Thursday, August 9, 2012

Chalk case not first Bandit bust

Which bust was stupider? My recent sidewalk chalk citation or my university library arrest 17 years ago? I can't decide which is sillier.

Here's a fact we can savor like a good shit: I was convicted of the Occupy-related sidewalk chalk "crime" based on the facts of the case, but I received the lightest punishment possible. I only have to pay $29 in court costs, with no additional fine. What does this suggest? Unless I misread the court's intent, it says to me that I've established that using sidewalk chalk doesn't even rise to the level of real punishment and isn't worth the city's effort to prosecute. Most remarkably, I accomplished this precedent by acting as my own attorney against the army of professional legal eagles mustered by the city of Cincinnati. The legal precedent is much more important than my finances.

But this wasn't my first bust. These days, it seems rare to meet young adults who haven't had frequent law enforcement contact. But I came of age in the olden days - before the later waves of criminalizing everything. For my previous police citation, we have to go back to August 1995.

One day when I was 22, I was arrested for third-degree "trespassing" for using the Steely Dan Library at NKU. According to campus graybeards, the libe was open only to students of that particular institution. Actually, I was using the library because I planned on enrolling again that day, and because I wanted to look at the local employment guide - which was stored at that library, for that was the only official federal book repository for the entire congressional district. Plus, I remember seeing high school kids with Brossart jackets at that library, so I know it's a lie when NKU said the libe is open only to NKU students.

It was immediately clear that I was singled out because of my political views - which were well-known by the campus community. It is a fact that I wouldn't have been arrested if I was conservative.

I was jailed until roughly midnight - which was illegal because Kentucky law does not allow one to be detained for third-degree trespassing. At the arraignment, I blinked: Before I could plead not guilty, the judge told me I could instead choose "diversion" and the entire case would be completely expunged from my record.
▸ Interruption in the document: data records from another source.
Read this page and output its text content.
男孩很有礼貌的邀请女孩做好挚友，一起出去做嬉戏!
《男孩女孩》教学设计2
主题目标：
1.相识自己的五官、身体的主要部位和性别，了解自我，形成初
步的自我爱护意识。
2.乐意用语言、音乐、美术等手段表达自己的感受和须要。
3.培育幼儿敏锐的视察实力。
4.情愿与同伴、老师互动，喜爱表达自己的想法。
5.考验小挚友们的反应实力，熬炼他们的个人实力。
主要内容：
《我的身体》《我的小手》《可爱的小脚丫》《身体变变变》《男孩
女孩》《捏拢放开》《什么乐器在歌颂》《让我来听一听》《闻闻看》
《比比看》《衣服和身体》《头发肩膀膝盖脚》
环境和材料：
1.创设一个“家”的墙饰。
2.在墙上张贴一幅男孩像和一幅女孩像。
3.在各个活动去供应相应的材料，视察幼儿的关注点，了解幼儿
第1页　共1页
I accepted.

"Diversion" made a hassle of the next several months, as I was forced to make repeated treks to the Newport courthouse just to prove I was staying out of trouble. I could have been at school or work, but this dashed the whole fall semester. Plus, about 15 years later, I saw that the case wasn't expunged.

I should have insisted on pleading not guilty and let the case go to trial. These days, I would. But in 1995, I had yet to learn a valuable lesson: Either fight back or lose. I was taught in my youth never to fight back. Good citizenship meant total compliance.

Caving wasn't worth it. If I'd been convicted, the maximum punishment would have been only a $250 fine. What jury in their right mind would have fined me that much?

Win or lose, the case proved one thing: America was a police state. We lived under an oppressive system. Constitutional republics do not single out people for their political views to be arrested for using public resources.

That wasn't my first bust though. The first was a generally forgotten incident in 1992 when I was a high school senior. At the time, I attended what amounted to an alternative class, which was an absolute joke. One afternoon, the school called the Covington police because I refused to go to in-school suspension for something I didn't do. The cops arrived, tackled me, arrested me without telling me what I was charged with, and drove me to the psych ward at St. Elizabeth Hospital. The hospital laughed in their faces and sent me home.

This raid was a warning of the looming expansion of the fascist command state. But what was I supposed to do? Sue them?

With all these police run-ins, it's hard to decide which ranks as the most outrageous of all. Meanwhile, Wall Street roams free.